CourtDistrict Court, E.D. Pennsylvania
DecidedAugust 5, 2020
Docket2:20-cv-01993
StatusUnknown

This text of BARGER (BARGER) is published on Counsel Stack Legal Research, covering District Court, E.D. Pennsylvania primary law. Counsel Stack provides free access to over 12 million legal documents including statutes, case law, regulations, and constitutions.

Bluebook
BARGER, (E.D. Pa. 2020).

Opinion

IN THE UNITED STATES DISTRICT COURT FOR THE EASTERN DISTRICT OF PENNSYLVANIA

IN RE: : : CIVIL ACTION JONATHAN P. BARGER, : No. 20-1993 : Debtor. : :

McHUGH, J. August 5, 2020

MEMORANDUM

This is an appeal of an Order in a pending bankruptcy proceeding that lifted the automatic stay. Appellant Jonathan P. Barger owns a commercial property located at 2505 Orthodox Street, Philadelphia, PA 19137. Appellee Syndcore Holdings, LLC filed a mortgage foreclosure action in May 2017 against the property. Appellant has filed for bankruptcy three times since the foreclosure action was initiated, and until now Appellee has been unable to follow through on the foreclosure due to the bankruptcy stay imposed upon the property. Appellee ultimately moved for relief from the stay, and in an Order dated April 8, 2020, the Bankruptcy Court granted Appellee’s motion. I will affirm. I. Standard of Review “[I]n bankruptcy cases the district court sits as an appellate court.” In re Cohn, 54 F.3d 1108, 1113 (3d Cir. 1995) (citing Brown v. Pennsylvania State Employees Credit Union, 851 F.2d 81, 84 (3d Cir. 1988)). A district court presiding over an appeal of a bankruptcy order “applies a clearly erroneous standard to findings of fact, conducts plenary review of conclusions of law, and must break down mixed questions of law and fact, applying the appropriate standard to each component.” Meridian Bank v. Alten, 958 F.2d 1226, 1229 (3d Cir. 1992) (citing In re Sharon Steel Corp., 871 F.2d 1217, 1222 (3d Cir. 1989)). In considering witness testimony, “due regard shall be given to the opportunity of the bankruptcy court to judge the credibility of the witnesses.” Corestates Bank, N.A. v. United Chem. Techs., Inc., 202 B.R. 33, 44 (E.D. Pa. 1996) (citing Federal Bankruptcy Rule of Civil Procedure 8013).
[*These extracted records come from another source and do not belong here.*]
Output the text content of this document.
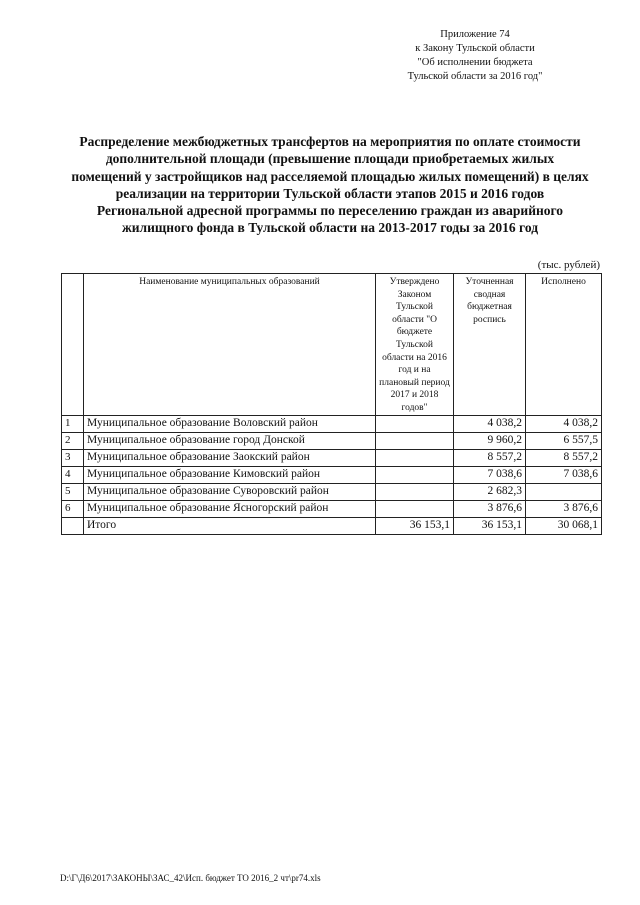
Приложение 74
к Закону Тульской области
"Об исполнении бюджета
Тульской области за 2016 год"
Распределение межбюджетных трансфертов на мероприятия по оплате стоимости
дополнительной площади (превышение площади приобретаемых жилых
помещений у застройщиков над расселяемой площадью жилых помещений) в целях
реализации на территории Тульской области этапов 2015 и 2016 годов
Региональной адресной программы по переселению граждан из аварийного
жилищного фонда в Тульской области на 2013-2017 годы за 2016 год
(тыс. рублей)
	Наименование муниципальных образований	Утверждено Законом Тульской области "О бюджете Тульской области на 2016 год и на плановый период 2017 и 2018 годов"	Уточненная сводная бюджетная роспись	Исполнено
1	Муниципальное образование Воловский район		4 038,2	4 038,2
2	Муниципальное образование город Донской		9 960,2	6 557,5
3	Муниципальное образование Заокский район		8 557,2	8 557,2
4	Муниципальное образование Кимовский район		7 038,6	7 038,6
5	Муниципальное образование Суворовский район		2 682,3	
6	Муниципальное образование Ясногорский район		3 876,6	3 876,6
	Итого	36 153,1	36 153,1	30 068,1
D:\Г\Д6\2017\ЗАКОНЫ\ЗАС_42\Исп. бюджет ТО 2016_2 чт\pr74.xls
II. Discussion At the outset, I will note that the parties dispute the proper valuation of the property, which is relevant under 11 U.S.C. § 506 to determining whether Appellee’s claim is secured or not for the purposes of the pending bankruptcy. Pursuant to the Bankruptcy Code, “[a]n allowed claim of a creditor secured by a lien on property in which the estate has an interest” is secured “to the extent of the value of such creditor’s interest in the estate’s interest in such property.” 11 U.S.C. § 506(a)(1). Such a claim is unsecured, however, “to the extent that the value of such creditor’s interest or the amount so subject to setoff is less than the amount of such allowed claim.” Id. The Third Circuit has adopted a burden-shifting framework applicable to disputes regarding the value of a secured claim. First, “[t]he initial burden should be on the party

challenging a secured claim’s value, because 11 U.S.C. § 502(a) and Bankruptcy Rule 3001(f) grant prima facie effect to the validity and amount of a properly filed claim.” In re Heritage, 679 F.3d 132, 140 (3d Cir. 2012) (citations and quotations omitted). Next, “[i]f the movant establishes with sufficient evidence that the proof of claim overvalues a creditor’s secured claim because the collateral is of insufficient value, the burden shifts. The creditor thereafter bears the ultimate burden of persuasion . . . to demonstrate by a preponderance of the evidence both the extent of its lien and the value of the collateral securing its claim.” Id. (citations and quotations omitted). The debtor, Mr. Barger, argues that the property’s true value is only $20,000, once the cost of allegedly necessary environmental remediation is accounted for. In contrast, the creditor, Syndcore, argues that the property is appropriately valued at $254,230.92. There is no dispute as to the value of Appellee’s lien on the property, which is $243,789.92.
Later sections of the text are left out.